Myanmar Junta leader to attend ASEAN summit, first foreign trip since 1st February coup
Min Aung Hlaing, the chief of Myanmar's junta, will attend an ASEAN summit in Indonesia on April 24, as per a Thai foreign ministry spokesman on Saturday. This will be his first known foreign trip since staging a 1st February coup.

General Min Aung Hlaing, the leader of the Junta, will attend a special summit in Jakarta next week, according to the Thai foreign ministry, in what will be the coup leader's first official trip since the military deposed civilian leader Aung San Suu Kyi. Myanmar has been in chaos since the 1st February coup, with hundreds of thousands of demonstrators taking to the streets to demand a return to democracy.
As per a local monitoring organisation, the junta has used lethal force to suppress the anti-coup campaign, killing over 720 people and imprisoning over 3,100 activists, journalists, and dissidents. The international community has largely denounced the junta's use of force against unarmed civilians, imposing sanctions on top military brass, their families, and army-related businesses.
Regional leaders, however, have tried to open lines of communication with the regime, and Thailand's Ministry of Foreign Affairs announced on Saturday that Min Aung Hlaing would attend a summit in Jakarta on Myanmar's situation. "Several leaders, including Myanmar's MAH (Min Aung Hlaing), have confirmed their attendance," said spokesman Tanee Sangrat in a message to reporters.
The Association of Southeast Asian Nations (ASEAN) conference, scheduled for April 24 in Jakarta, is expected to discuss the current crisis in post-coup Myanmar.
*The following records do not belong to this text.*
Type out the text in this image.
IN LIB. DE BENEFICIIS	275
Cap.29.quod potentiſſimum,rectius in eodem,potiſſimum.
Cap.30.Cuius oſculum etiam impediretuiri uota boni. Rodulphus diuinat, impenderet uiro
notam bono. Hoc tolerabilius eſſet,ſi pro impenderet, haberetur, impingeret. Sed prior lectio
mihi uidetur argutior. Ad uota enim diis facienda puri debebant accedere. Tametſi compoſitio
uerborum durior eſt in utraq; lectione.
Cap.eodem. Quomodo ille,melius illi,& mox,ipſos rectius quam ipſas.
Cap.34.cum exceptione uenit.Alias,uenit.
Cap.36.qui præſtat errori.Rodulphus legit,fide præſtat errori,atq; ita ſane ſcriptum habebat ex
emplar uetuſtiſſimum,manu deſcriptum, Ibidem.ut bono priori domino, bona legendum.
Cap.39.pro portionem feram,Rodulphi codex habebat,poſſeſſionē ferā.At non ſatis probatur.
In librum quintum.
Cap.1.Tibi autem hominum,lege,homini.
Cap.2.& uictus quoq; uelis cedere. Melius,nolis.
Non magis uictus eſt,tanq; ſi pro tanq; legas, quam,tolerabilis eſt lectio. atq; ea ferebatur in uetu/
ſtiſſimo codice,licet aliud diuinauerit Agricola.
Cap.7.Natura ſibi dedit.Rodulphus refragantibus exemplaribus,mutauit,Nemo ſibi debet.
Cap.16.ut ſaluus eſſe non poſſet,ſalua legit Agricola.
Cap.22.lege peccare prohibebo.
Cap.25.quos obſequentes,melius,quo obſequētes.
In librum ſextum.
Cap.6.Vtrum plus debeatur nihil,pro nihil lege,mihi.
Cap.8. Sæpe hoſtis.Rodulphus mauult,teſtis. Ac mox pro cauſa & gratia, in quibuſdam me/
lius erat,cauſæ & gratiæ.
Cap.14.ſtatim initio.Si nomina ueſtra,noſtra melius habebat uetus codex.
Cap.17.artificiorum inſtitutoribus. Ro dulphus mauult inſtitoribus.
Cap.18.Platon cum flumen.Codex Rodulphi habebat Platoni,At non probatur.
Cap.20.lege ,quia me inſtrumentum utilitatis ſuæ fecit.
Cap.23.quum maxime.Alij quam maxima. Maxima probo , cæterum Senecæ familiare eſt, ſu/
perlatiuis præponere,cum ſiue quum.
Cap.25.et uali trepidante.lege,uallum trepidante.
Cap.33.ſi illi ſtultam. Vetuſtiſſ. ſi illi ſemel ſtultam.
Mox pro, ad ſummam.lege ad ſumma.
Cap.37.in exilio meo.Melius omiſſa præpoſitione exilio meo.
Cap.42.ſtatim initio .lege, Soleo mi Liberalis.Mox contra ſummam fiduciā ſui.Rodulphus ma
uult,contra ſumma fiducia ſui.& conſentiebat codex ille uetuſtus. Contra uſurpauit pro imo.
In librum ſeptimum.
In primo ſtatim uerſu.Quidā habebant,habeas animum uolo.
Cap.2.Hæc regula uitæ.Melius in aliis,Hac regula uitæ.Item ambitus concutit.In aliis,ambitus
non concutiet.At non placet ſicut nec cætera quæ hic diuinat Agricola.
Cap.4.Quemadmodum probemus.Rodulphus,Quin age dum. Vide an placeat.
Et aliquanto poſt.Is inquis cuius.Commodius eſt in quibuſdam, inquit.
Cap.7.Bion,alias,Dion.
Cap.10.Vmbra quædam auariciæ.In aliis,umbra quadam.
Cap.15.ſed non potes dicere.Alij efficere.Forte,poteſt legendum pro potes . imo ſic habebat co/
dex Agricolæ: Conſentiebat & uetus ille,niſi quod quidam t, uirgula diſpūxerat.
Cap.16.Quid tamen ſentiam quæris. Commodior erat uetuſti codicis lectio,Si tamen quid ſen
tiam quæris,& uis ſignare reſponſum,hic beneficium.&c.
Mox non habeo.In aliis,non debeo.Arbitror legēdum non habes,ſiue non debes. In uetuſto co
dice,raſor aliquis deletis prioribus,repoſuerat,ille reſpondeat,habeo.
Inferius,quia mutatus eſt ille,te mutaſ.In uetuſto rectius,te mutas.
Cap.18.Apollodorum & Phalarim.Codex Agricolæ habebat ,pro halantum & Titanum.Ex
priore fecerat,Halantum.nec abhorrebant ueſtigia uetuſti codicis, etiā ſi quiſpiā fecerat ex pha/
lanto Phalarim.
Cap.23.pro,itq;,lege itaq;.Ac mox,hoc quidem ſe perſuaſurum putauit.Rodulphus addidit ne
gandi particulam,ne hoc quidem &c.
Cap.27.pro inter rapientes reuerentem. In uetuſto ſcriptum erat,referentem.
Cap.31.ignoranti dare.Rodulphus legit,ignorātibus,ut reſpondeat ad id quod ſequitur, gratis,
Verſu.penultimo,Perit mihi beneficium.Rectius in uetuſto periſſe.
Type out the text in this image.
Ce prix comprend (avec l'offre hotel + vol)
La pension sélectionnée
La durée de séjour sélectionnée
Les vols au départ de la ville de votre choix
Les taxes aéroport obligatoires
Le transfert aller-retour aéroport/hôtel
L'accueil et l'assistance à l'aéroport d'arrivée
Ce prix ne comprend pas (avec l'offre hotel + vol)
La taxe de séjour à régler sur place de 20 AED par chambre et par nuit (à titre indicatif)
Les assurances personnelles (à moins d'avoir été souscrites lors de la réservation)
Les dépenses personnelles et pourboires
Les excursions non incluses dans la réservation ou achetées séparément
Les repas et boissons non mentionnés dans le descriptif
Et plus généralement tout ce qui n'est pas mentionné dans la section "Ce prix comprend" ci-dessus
The junta has repeatedly justified the coup by claiming widespread fraud in the November elections, which Suu Kyi's party won by a landslide.
The military has stated that it will hand over power to a civilian administration after elections in about a year, but they have recently expanded the timeframe to two years.
The news of the junta leader's attendance arrives on the same day that the country's prisons are due to free over 23,000 inmates. Myanmar usually grants amnesty to thousands of prisoners each year to commemorate its traditional Buddhist New Year holiday, which has been marked in previous years by city-wide water wars. This year, however, anti-coup activists have used the holiday to protest the rising death toll and mass arrests.
On the condition of anonymity, a prison official told AFP that over 23,000 people would be released from prisons across the country. "We will release over 800 prisoners from Insein jail" in Yangon's commercial centre, he said, declining to elaborate.
In February, the junta released a similar number of inmates, prompting some rights organisations to worry that the move would open up room for military opponents while also causing instability in communities. On Wednesday, a rebel group executed a man who had been released under amnesty and was accused of raped and killing a five-year-old child.
The regime also released approximately 900 imprisoned protesters just before Armed Forces Day. Nevertheless, since the February 1 coup, more than 3,100 people have been arrested, the vast majority of whom are anti-coup demonstrators and activists, according to the local monitoring organisation Assistance Association for Political Prisoners.
The junta has released arrest warrants on state-run media on a nightly basis, specifically targeting celebrities, influencers, journalists, and influential activists with broad social media followings. They had a total of 380 by Friday night. Also, 80 doctors have been identified as wanted fugitives for attempting to "degrade peace and stability."
Healthcare workers in Myanmar have been at the forefront of a national civil disobedience campaign, refusing to operate under a military dictatorship. Because of their absence, many of the country's hospitals have been left unstaffed during the pandemic.